My not-that-supervising supervisor is away from Beijinjg for a few days, during which i've been trying to pimp myself out to any lawyer inside the firm. My pledges of perfect English, patience and a gentle touch remain untested. So i'm doing this at work again, whilst getting very exciting about seeing the Backstreet Boys next wednesday. That night promises to be the most spectacular two hours of pretending to be disinterested i have ever, or will ever, spend.

new events: backstreet boys tickets were thrown away, along with the remnants of our delivery macdonalds from the night before. one of the hotel 'Early Morning Room Boy' cleaners chucked them. sensible things like purchase insurance and paper trails don't exist in China so we've no hope. we're planning on turning up regardless, and taking the venue staff to our (empty) seats to try to let us in. two non-chinese-speaking young men describing the loss of tickets whilst inadvertently criticising the ridiculous ticket purchase arrangements? what could go wrong...

here you go mum!


















and i will not be seeing:

Monday 8 March 2010

before you criticise someone, you should walk a mile in their robe

the view from my window is typical of Beijing i think. There are high-rise modern apartment blocks, a shiny green glass office tower and a building site that seems to have lay dormant for the last two weeks. but when i woke up this morning and looked out of the window, the ground was covered in snow! so the view was slightly less grey. it was only half an inch thick, but meant that a) all of the taxis were full, b) the subway was absolutely rammed and c) the OAP Slo-Mo Tai Chi Regiment were not on parade. not that they should be barrack-bound for long, no one does organised snow clearing like the chinese. brighton and hove council take note!

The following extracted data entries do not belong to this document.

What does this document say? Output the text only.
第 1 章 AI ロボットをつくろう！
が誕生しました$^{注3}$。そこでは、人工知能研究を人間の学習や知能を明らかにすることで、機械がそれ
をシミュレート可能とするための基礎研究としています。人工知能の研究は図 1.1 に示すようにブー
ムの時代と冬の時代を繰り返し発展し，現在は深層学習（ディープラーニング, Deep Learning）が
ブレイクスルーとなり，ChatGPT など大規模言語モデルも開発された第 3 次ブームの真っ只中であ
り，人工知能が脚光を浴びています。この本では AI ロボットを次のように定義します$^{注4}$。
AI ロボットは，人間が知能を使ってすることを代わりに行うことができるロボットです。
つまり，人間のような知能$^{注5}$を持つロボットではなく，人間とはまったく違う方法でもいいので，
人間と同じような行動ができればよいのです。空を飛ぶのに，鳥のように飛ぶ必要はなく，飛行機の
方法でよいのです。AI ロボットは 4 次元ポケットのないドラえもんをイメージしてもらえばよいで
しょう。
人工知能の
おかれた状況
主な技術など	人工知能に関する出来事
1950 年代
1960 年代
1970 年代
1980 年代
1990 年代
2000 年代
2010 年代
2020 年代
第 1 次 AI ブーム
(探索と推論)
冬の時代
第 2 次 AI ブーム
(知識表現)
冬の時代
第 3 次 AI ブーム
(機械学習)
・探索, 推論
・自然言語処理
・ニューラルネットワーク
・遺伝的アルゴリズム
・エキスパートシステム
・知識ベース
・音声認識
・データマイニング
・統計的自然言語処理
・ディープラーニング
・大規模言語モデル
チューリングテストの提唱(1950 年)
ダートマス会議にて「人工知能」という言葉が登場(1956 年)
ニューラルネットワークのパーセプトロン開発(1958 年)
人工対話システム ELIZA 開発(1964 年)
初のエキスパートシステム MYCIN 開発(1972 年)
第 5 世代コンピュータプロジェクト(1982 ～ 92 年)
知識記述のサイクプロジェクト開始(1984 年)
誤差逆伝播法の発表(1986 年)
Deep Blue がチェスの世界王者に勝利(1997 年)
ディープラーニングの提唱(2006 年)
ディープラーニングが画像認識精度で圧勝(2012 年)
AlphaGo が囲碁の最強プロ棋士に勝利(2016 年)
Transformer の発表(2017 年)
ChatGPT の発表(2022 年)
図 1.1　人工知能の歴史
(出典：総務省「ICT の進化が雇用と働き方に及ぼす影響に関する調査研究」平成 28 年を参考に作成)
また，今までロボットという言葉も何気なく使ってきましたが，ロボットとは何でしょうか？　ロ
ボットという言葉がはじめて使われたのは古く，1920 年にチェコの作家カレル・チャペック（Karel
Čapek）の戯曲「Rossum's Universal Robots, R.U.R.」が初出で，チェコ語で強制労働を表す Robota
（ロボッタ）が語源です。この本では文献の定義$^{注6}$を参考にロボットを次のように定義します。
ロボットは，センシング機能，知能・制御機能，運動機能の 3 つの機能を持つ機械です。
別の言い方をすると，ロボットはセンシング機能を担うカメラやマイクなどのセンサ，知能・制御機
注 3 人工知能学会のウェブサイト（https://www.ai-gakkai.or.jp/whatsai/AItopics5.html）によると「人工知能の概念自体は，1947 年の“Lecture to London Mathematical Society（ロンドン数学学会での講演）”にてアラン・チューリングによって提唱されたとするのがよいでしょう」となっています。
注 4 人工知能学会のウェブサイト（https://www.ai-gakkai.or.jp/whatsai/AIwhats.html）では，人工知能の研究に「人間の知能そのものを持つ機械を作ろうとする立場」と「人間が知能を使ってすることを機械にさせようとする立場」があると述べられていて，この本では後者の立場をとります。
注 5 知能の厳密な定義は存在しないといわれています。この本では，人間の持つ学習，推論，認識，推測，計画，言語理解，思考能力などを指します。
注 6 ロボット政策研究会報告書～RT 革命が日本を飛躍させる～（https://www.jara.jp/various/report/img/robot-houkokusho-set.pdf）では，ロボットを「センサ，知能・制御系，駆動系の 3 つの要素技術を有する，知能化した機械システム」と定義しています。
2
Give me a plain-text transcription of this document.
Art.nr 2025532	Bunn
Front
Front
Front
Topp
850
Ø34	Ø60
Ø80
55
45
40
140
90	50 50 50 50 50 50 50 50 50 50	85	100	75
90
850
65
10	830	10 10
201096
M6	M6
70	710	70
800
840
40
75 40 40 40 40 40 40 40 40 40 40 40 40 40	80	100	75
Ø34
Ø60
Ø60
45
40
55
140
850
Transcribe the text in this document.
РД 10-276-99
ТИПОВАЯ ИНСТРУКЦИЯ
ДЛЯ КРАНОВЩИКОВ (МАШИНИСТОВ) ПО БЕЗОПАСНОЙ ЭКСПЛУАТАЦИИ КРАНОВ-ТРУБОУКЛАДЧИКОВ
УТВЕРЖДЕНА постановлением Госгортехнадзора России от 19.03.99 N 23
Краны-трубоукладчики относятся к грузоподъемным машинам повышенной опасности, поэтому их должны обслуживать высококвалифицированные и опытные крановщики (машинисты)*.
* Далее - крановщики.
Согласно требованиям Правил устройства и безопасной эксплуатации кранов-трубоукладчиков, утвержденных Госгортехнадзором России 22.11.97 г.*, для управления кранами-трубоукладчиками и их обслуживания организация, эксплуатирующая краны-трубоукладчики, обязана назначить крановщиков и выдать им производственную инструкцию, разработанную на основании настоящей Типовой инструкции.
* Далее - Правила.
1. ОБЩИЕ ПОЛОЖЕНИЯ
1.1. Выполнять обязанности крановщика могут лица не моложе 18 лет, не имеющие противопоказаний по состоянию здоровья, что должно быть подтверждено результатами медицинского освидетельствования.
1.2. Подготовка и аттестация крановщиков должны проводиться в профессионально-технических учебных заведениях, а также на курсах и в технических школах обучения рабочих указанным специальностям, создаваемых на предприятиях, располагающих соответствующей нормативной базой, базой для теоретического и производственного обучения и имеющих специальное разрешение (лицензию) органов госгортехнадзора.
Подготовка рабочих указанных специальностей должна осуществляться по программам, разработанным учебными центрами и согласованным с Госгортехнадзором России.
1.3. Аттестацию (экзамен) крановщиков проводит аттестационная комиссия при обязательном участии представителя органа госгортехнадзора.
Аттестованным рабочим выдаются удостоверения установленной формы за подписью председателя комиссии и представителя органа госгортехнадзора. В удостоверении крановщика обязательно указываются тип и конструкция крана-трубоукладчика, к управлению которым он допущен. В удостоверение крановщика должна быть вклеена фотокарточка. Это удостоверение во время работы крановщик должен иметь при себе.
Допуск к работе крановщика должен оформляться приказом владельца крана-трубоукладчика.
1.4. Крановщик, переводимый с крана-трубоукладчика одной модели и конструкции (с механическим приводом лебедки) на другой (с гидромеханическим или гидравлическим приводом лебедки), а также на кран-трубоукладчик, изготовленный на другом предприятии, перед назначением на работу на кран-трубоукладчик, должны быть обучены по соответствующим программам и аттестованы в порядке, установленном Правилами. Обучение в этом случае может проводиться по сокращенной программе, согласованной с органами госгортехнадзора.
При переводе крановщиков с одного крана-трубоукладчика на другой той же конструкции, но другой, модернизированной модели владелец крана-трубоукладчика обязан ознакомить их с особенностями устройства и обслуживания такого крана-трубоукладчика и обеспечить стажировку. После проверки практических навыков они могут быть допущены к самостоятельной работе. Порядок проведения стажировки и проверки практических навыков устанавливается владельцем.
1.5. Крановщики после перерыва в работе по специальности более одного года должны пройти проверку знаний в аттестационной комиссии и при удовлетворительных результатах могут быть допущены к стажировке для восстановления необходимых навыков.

hit a bit of a dry patch this morning work-wise, so i'm actually writing this out sitting at my desk in between reading about boring chinese contract law and reading a local litter reduction unfortunately titled 'BRING BACK TRASH!'

it's been a few days since i last wrote and i've seen a bit more of beijing. i went to a networking event at peking university and spent two hours trying to explain my (apparently quite complicated) plans for the future to a hundred different prodigal law students. met a 17-year old girl in her second year of university, reading for TWO degrees at the same time. it was a bit like meeting an oracle or shaman. nevertheless, she was mighty impressed that i'd been in a Student Union (read: infighting events committee) and so i talked it up appropriately. gave out some business cards to try and get some guanxi. got none back.

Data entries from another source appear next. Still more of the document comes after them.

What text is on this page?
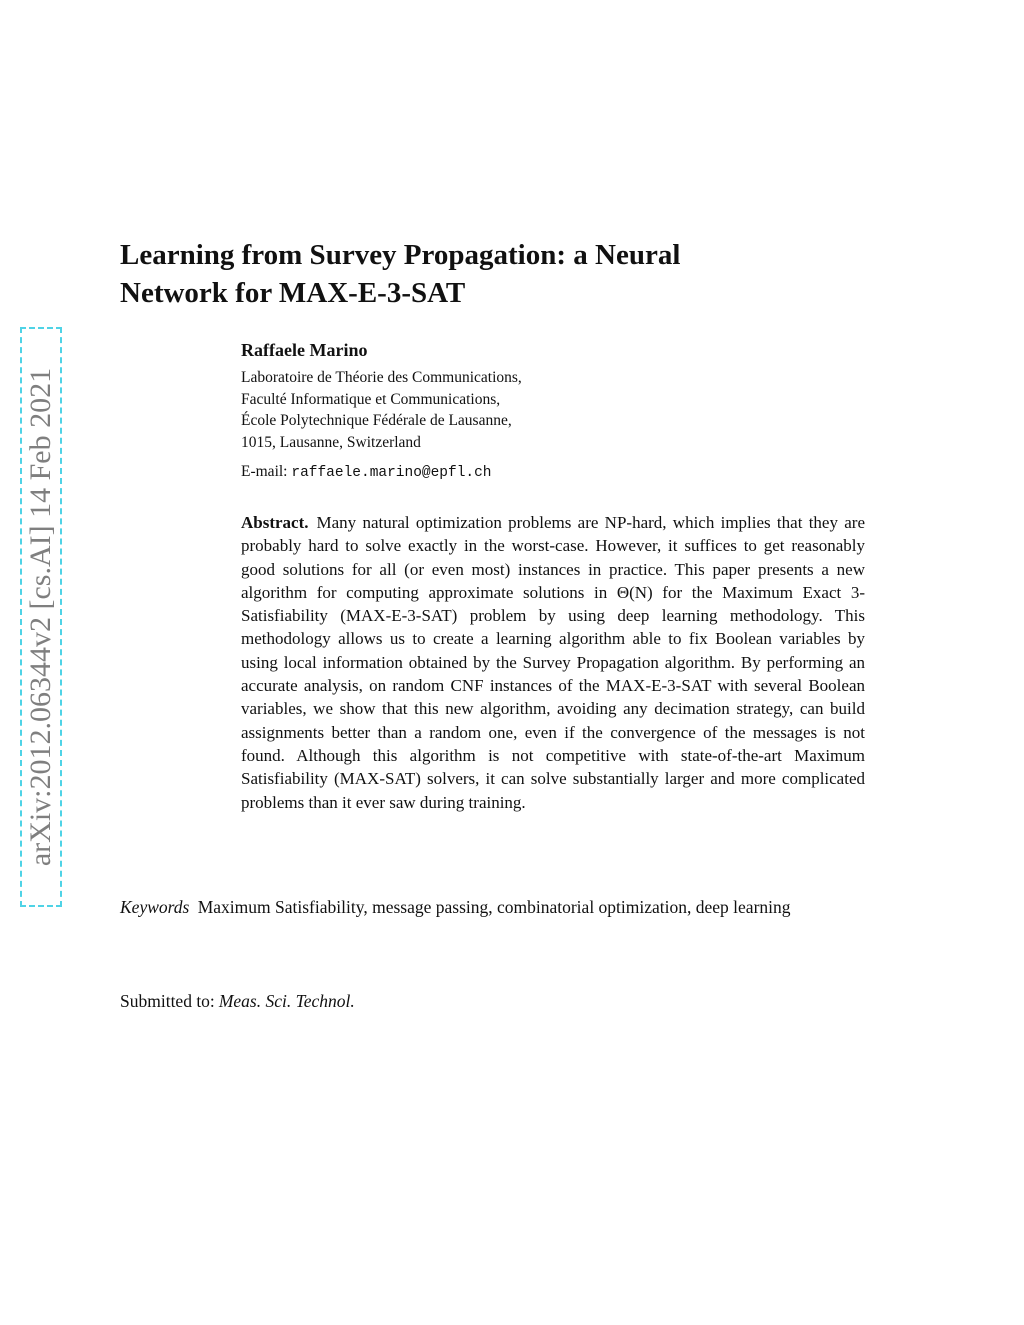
arXiv:2012.06344v2 [cs.AI] 14 Feb 2021
Learning from Survey Propagation: a Neural
Network for MAX-E-3-SAT

Raffaele Marino

Laboratoire de Théorie des Communications,

Faculté Informatique et Communications,

École Polytechnique Fédérale de Lausanne,

1015, Lausanne, Switzerland

E-mail: raffaele.marino@epfl.ch

Abstract. Many natural optimization problems are NP-hard, which implies that they are probably hard to solve exactly in the worst-case. However, it suffices to get reasonably good solutions for all (or even most) instances in practice. This paper presents a new algorithm for computing approximate solutions in Θ(N) for the Maximum Exact 3-Satisfiability (MAX-E-3-SAT) problem by using deep learning methodology. This methodology allows us to create a learning algorithm able to fix Boolean variables by using local information obtained by the Survey Propagation algorithm. By performing an accurate analysis, on random CNF instances of the MAX-E-3-SAT with several Boolean variables, we show that this new algorithm, avoiding any decimation strategy, can build assignments better than a random one, even if the convergence of the messages is not found. Although this algorithm is not competitive with state-of-the-art Maximum Satisfiability (MAX-SAT) solvers, it can solve substantially larger and more complicated problems than it ever saw during training.

Keywords Maximum Satisfiability, message passing, combinatorial optimization, deep learning

Submitted to: Meas. Sci. Technol.
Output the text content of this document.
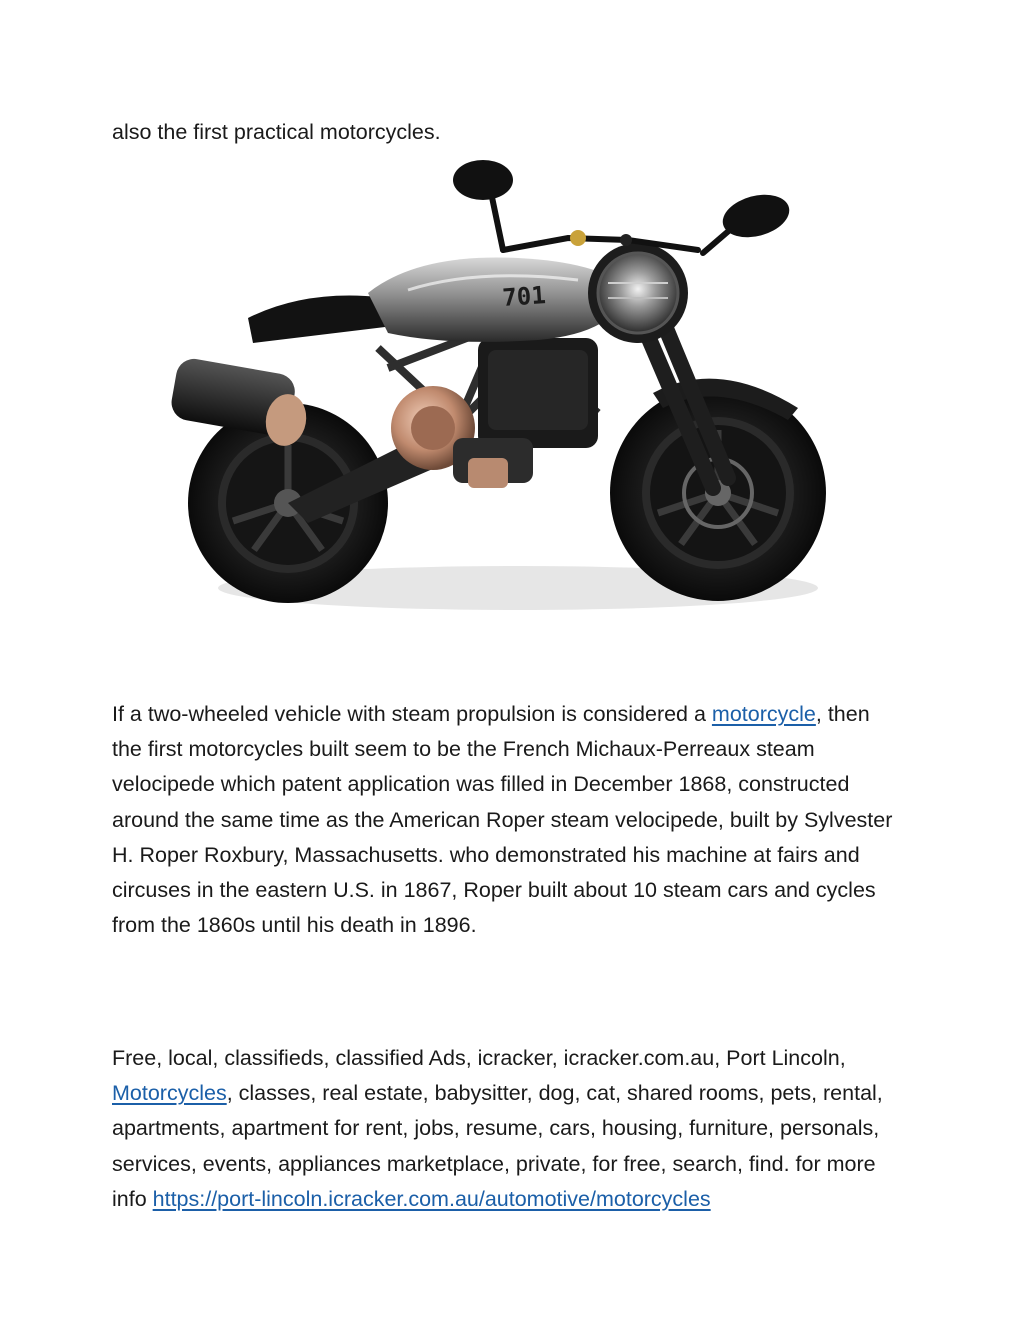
also the first practical motorcycles.

701

If a two-wheeled vehicle with steam propulsion is considered a motorcycle, then the first motorcycles built seem to be the French Michaux-Perreaux steam velocipede which patent application was filled in December 1868, constructed around the same time as the American Roper steam velocipede, built by Sylvester H. Roper Roxbury, Massachusetts. who demonstrated his machine at fairs and circuses in the eastern U.S. in 1867, Roper built about 10 steam cars and cycles from the 1860s until his death in 1896.

Free, local, classifieds, classified Ads, icracker, icracker.com.au, Port Lincoln, Motorcycles, classes, real estate, babysitter, dog, cat, shared rooms, pets, rental, apartments, apartment for rent, jobs, resume, cars, housing, furniture, personals, services, events, appliances marketplace, private, for free, search, find. for more info https://port-lincoln.icracker.com.au/automotive/motorcycles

we did a lot of sightseeing at the weekend, the highlight of which was probably buying a traditional robe and then wearing it to the supermarket. it looked like this:










we also went to Tian. Square but that was a bit of a disappointment. just a square really! went to the forbidden city (not a city, more a decorated wind tunnel) and it looked like this:











also we went to the summer palace which was amazing - a giant park with a huge man-made lake. this sounds normal enough, but in true Beijing seemingly-normal-but-at-the-last-moment-completely-insane style, the next clearing we walked in to was FULL OF DANCING OAPs! there were hundreds of them all bopping around to the sounds of a crooner standing at the front. it was casual enough so we joined in but, in response to some subsonic cue that we must have missed, the OAPs suddenly moved into a line formation and started to dance choreographed dance in unison. a sort of maccarena meets the Cha Cha slide. needless to say, suddenly feeling very sheepish, we floundered in the sea of nimble oldies for a few minutes before breaking ranks and shuffling awkwardly away. we were delayed for a few minutes by this man's advances:

but we made it back to the hotel in the end.